Patriarchal attitudes towards cultural work
While it is stressful to organise a festival in such conditions, she sees these difficulties as evocative of the overall challenges faced in the region by young people, and particularly young women.
“I expected there would be some opposition. I’m a young woman. I’m pushy. I don’t take no for an answer. I am seen as a threat. The municipality has never had a woman-mayor or even a woman candidate for the position. Only eight of 33 municipal counsellors are women. Only five percent of local women entrepreneurs register their company in their name. The mentality here is very difficult when it comes to gender equality,” she explains.
She also admits that patriarchal attitudes imply that cultural work such as organising film festivals is often considered ‘not real work’, which makes for further barriers to her and others’ activities in this field.
There is also a large gaping chasm between the attitudes of the older generation who lead the municipal government and are in decision-making positions and the young people who take part in this project. She is very hopeful for the future. She notes how open-minded the young people she works with are, seeing them as the main driving force for the future.
She warns though that local media are increasingly promoting biased messaging that tries to set various ethnicities against each other, and that there are few physical or even online spaces where young people can be exposed to more open ideas and contexts and where, “we can nourish democracy”. This is one of the reasons why she does this work: to provide youth with an alternative.
First Arthouse cinema in Montenegro
Since 2017, Lllolla has also spearheaded a project to found an Arthouse cinema in Ulcinj, setting up the first cinema in the city for over 20 years, and the first arthouse cinema in Montenegro and the wider West Balkan region. Last year, she was accepted onto the prestigious SOFA School of Film Advancement programme, which provides teaching and tailor-made coaching to a select number of cultural managers and entrepreneurs within the audio-visual world to help them realise their dream-project. One of her mentors in SOFA is Juliette Duret, head of cinema at Brussel’s Bozar.

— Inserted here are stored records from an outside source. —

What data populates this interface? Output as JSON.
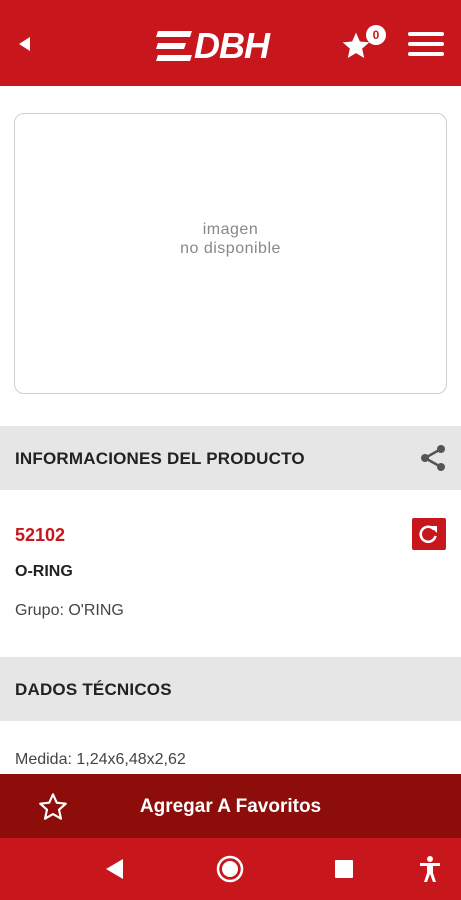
{
  "header": {
    "brand": "DBH",
    "favorites_count": "0",
    "icons": {
      "back": "back-arrow-icon",
      "favorites": "star-icon",
      "menu": "hamburger-menu-icon"
    }
  },
  "image": {
    "placeholder_line1": "imagen",
    "placeholder_line2": "no disponible"
  },
  "info_section": {
    "title": "INFORMACIONES DEL PRODUCTO",
    "code": "52102",
    "name": "O-RING",
    "group": "Grupo: O'RING"
  },
  "tech_section": {
    "title": "DADOS TÉCNICOS",
    "medida": "Medida: 1,24x6,48x2,62"
  },
  "favorite_bar": {
    "label": "Agregar A Favoritos"
  },
  "system_nav": {
    "icons": [
      "back-triangle-icon",
      "home-circle-icon",
      "recents-square-icon",
      "accessibility-icon"
    ]
  },
  "colors": {
    "primary": "#c8161d",
    "dark_primary": "#8c0d0a",
    "section_bg": "#e6e6e6"
  }
}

By 15 June, Llolla expects to finalise her project plan for the Arthouse cinema and she already has a series of meetings set up with potential investors and EU funders. She is hopeful that she might soon locate a physical space for the cinema too, as the current local government seem slightly more open to the idea.She believes that the project is important for the integration of Albanian youth of the city into the overall cultural and social life of Montenegro, and it is a way of further promoting intercultural dialogue and exchange that is an important example for the rest of the Western Balkan region.
2020 Film Festival
Lllolla is now planning the 2020 Film Festival, which she expects will be held partly online this year due to the Covid-19 crisis. While she admits that the festival will not be the same as live, it also has the potential to attract a bigger audience. She is currently exploring e-platforms to host the festival, and she intends to also continue to use these as a soft-launch for the Arthouse cinema project.
She hopes to develop a collaborative relationship with the Ministry of Culture, so that the ministry will officially recognise the value of the festival and will help secure governmental support. Given the festival’s emphasis on co-productions from countries across the region and the world, she considers that it has particular value in Montenegro as a multi-cultural country. She is also keen to include a sustainability concept in the festival, maybe reflected in the energy used to show films.
Llolla is convinced that cultural projects such as the film festival and the arthouse cinema are important for Montenegro, a country that professes allegiance to the European Union, yet where many people have little real understanding of EU values. She considers that work at a local level such as the cultural projects she leads is key, as that way local populations can gain a better understanding of Western values and they can come to embrace them.